I hope Tennyson was right when he said, “I am a part of all I’ve met.” Though we are from different places, backgrounds, and religions and teach students aged three to eighteen, we are all committed to being part of something bigger than ourselves. Together we worked hard and tried to love each other and our kids well. We respected each other. We collaborated. We listened. We lived out hope before our students. To be part of the solution rather than shout and shame others over the problems. To mute voices that promote negativity, fear, hate. To believe in and fight for a world of peace and understanding. I’ll miss these guys and am forever grateful for the community.
“I’m glad I met you Cindy McCain. What’s your moment?” Jodie asked before I hugged her bye and headed down to my packed apartment. “Hanging out with your kids–a movie night in perhaps?”
“Exactly,” I smiled.
That was just over a week ago. As I post this I see on Facebook Ritchie thrilled to be with her aunt in Milan, Emily having a big time in Germany thanks to the kindness of strangers, Todd and Jose on the beach in Portugal, Jodie surrounded by statues in Crete with hands in the air giving Julie a shout out for her signature pose. Moments in Morocco and beyond. We’ll remember.
I will miss Ritchie, my dear friend, and my sweet neighbors across the hall, Christopher, who kept my Mac running and provided karaoke for everyone, Bevs who fed me Filipino cuisine, and their three little ones who grew so fast and made me laugh.
Just before our 7:15 AM commute, teachers dashed to the hanut (mini market) next to our apartment complex for egg sandwiches, clementines, or whatever else we needed for the day. Likewise, when we dragged off the bus at 5 PM needing water, gas for our stoves, vegetables for dinner, or fresh mint for tea, this young man welcomed us in with a smile and asked about our day. He and his brothers work seven days a week until 10 PM–always friendly no matter how high the temperature or how many locals stormed the counter.
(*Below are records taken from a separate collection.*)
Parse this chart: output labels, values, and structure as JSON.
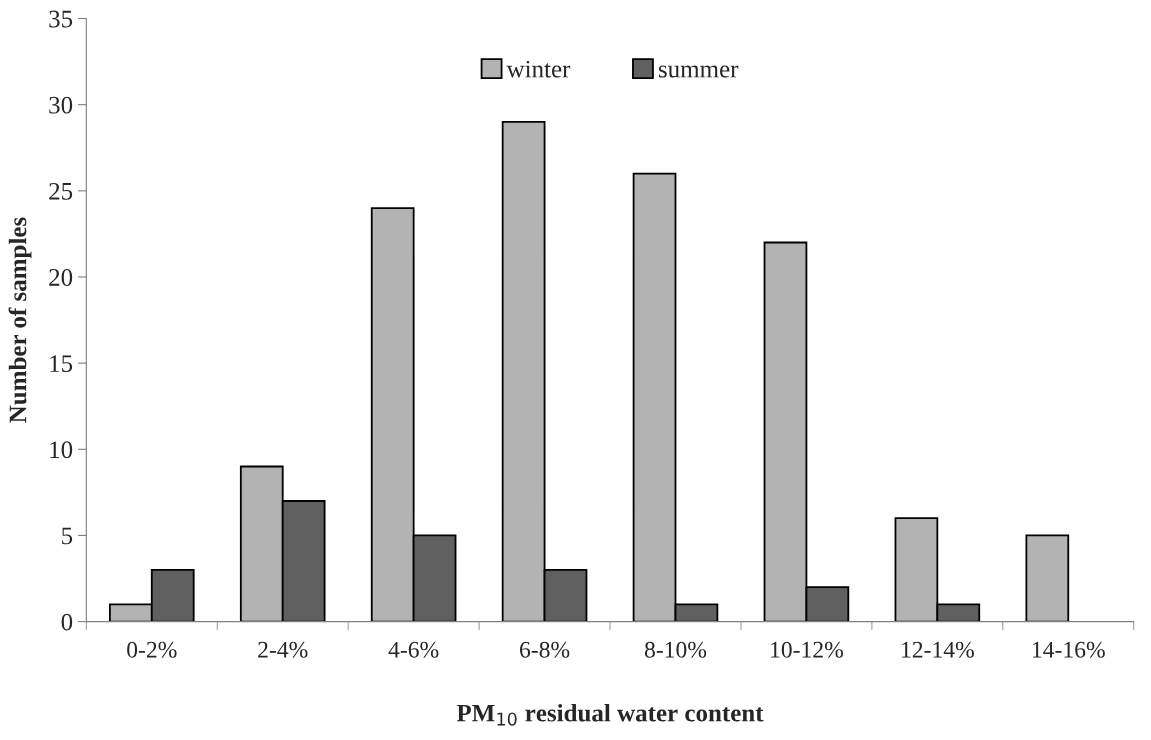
{
  "chart_data": {
    "type": "bar",
    "xlabel": "PM$_{10}$ residual water content",
    "ylabel": "Number of samples",
    "categories": [
      "0-2%",
      "2-4%",
      "4-6%",
      "6-8%",
      "8-10%",
      "10-12%",
      "12-14%",
      "14-16%"
    ],
    "series": [
      {
        "name": "winter",
        "color": "#b3b3b3",
        "values": [
          1,
          9,
          24,
          29,
          26,
          22,
          6,
          5
        ]
      },
      {
        "name": "summer",
        "color": "#606060",
        "values": [
          3,
          7,
          5,
          3,
          1,
          2,
          1,
          null
        ]
      }
    ],
    "ylim": [
      0,
      35
    ],
    "yticks": [
      0,
      5,
      10,
      15,
      20,
      25,
      30,
      35
    ],
    "grid": false,
    "legend": "top"
  }
}
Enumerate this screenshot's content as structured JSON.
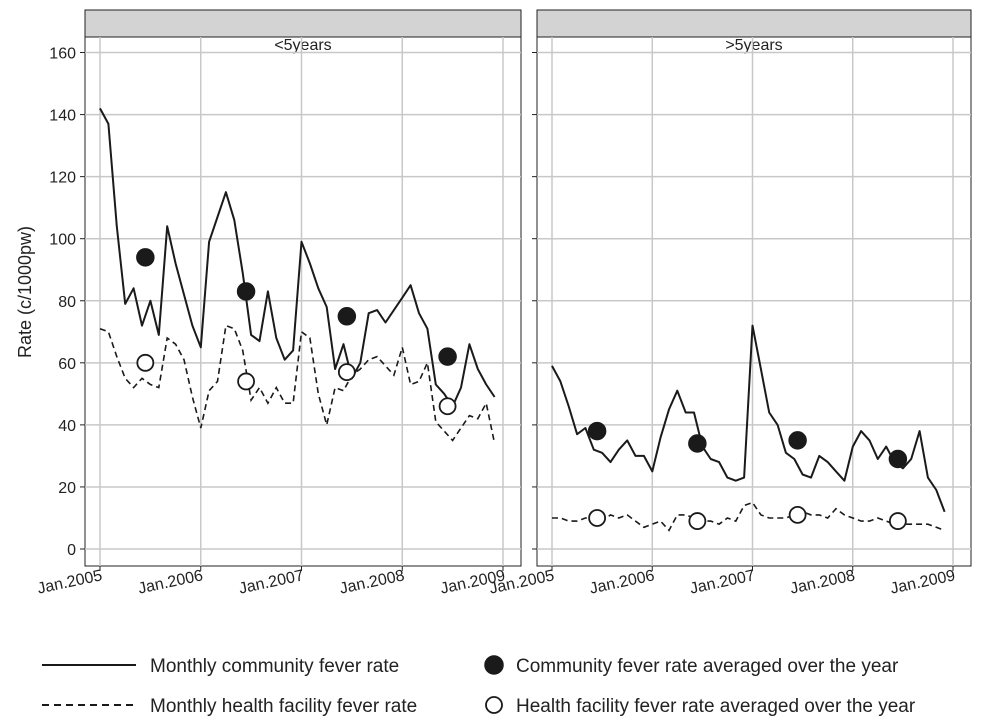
{
  "chart_data": {
    "type": "line",
    "ylabel": "Rate (c/1000pw)",
    "ylim": [
      0,
      165
    ],
    "yticks": [
      0,
      20,
      40,
      60,
      80,
      100,
      120,
      140,
      160
    ],
    "x_tick_labels": [
      "Jan.2005",
      "Jan.2006",
      "Jan.2007",
      "Jan.2008",
      "Jan.2009"
    ],
    "xlim": [
      2005.0,
      2009.0
    ],
    "grid": true,
    "legend_position": "bottom",
    "legend": {
      "monthly_community": "Monthly community fever rate",
      "monthly_health": "Monthly health facility fever rate",
      "annual_community": "Community fever rate averaged over the year",
      "annual_health": "Health facility fever rate averaged over the year"
    },
    "panels": [
      {
        "label": "<5years",
        "monthly_community": [
          142,
          137,
          104,
          79,
          84,
          72,
          80,
          69,
          104,
          92,
          82,
          72,
          65,
          99,
          107,
          115,
          106,
          89,
          69,
          67,
          83,
          68,
          61,
          64,
          99,
          92,
          84,
          78,
          58,
          66,
          55,
          60,
          76,
          77,
          73,
          77,
          81,
          85,
          76,
          71,
          53,
          50,
          46,
          52,
          66,
          58,
          53,
          49
        ],
        "monthly_health": [
          71,
          70,
          62,
          55,
          52,
          55,
          53,
          52,
          68,
          66,
          61,
          49,
          39,
          51,
          54,
          72,
          71,
          64,
          48,
          52,
          47,
          52,
          47,
          47,
          70,
          68,
          50,
          40,
          52,
          51,
          56,
          58,
          61,
          62,
          59,
          56,
          65,
          53,
          54,
          60,
          41,
          38,
          35,
          39,
          43,
          42,
          47,
          34
        ],
        "annual_community": [
          94,
          83,
          75,
          62
        ],
        "annual_health": [
          60,
          54,
          57,
          46
        ]
      },
      {
        "label": ">5years",
        "monthly_community": [
          59,
          54,
          46,
          37,
          39,
          32,
          31,
          28,
          32,
          35,
          30,
          30,
          25,
          36,
          45,
          51,
          44,
          44,
          33,
          29,
          28,
          23,
          22,
          23,
          72,
          58,
          44,
          40,
          31,
          29,
          24,
          23,
          30,
          28,
          25,
          22,
          33,
          38,
          35,
          29,
          33,
          28,
          26,
          29,
          38,
          23,
          19,
          12
        ],
        "monthly_health": [
          10,
          10,
          9,
          9,
          10,
          10,
          9,
          11,
          10,
          11,
          9,
          7,
          8,
          9,
          6,
          11,
          11,
          10,
          9,
          9,
          8,
          10,
          9,
          14,
          15,
          11,
          10,
          10,
          10,
          11,
          12,
          11,
          11,
          10,
          13,
          11,
          10,
          9,
          9,
          10,
          9,
          8,
          8,
          8,
          8,
          8,
          7,
          6
        ],
        "annual_community": [
          38,
          34,
          35,
          29
        ],
        "annual_health": [
          10,
          9,
          11,
          9
        ]
      }
    ]
  }
}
Mary (below) and her husband own Les Jardins de Bala–my favourite Sunday lunch spot where Anu, another teacher, celebrated her birthdays and my guest including my kids loved. We taught Mary’s sweet son, and I enjoyed her French flair for fashion. On the right is a chic dress she designed for 200 DH/$20 USD which included the cost of fabric and a tailor. She is beautiful inside and out.
How I miss Sayida. She kept the Woods and me organized and was nanny to their three children. Coming home to a spotless apartment, clothes and sheets washed, and dinner ready and mint tea brewed was a treat I’ll never forget. Just before I left, she surprised me with this beautiful gift. She was a Godsend and a great friend.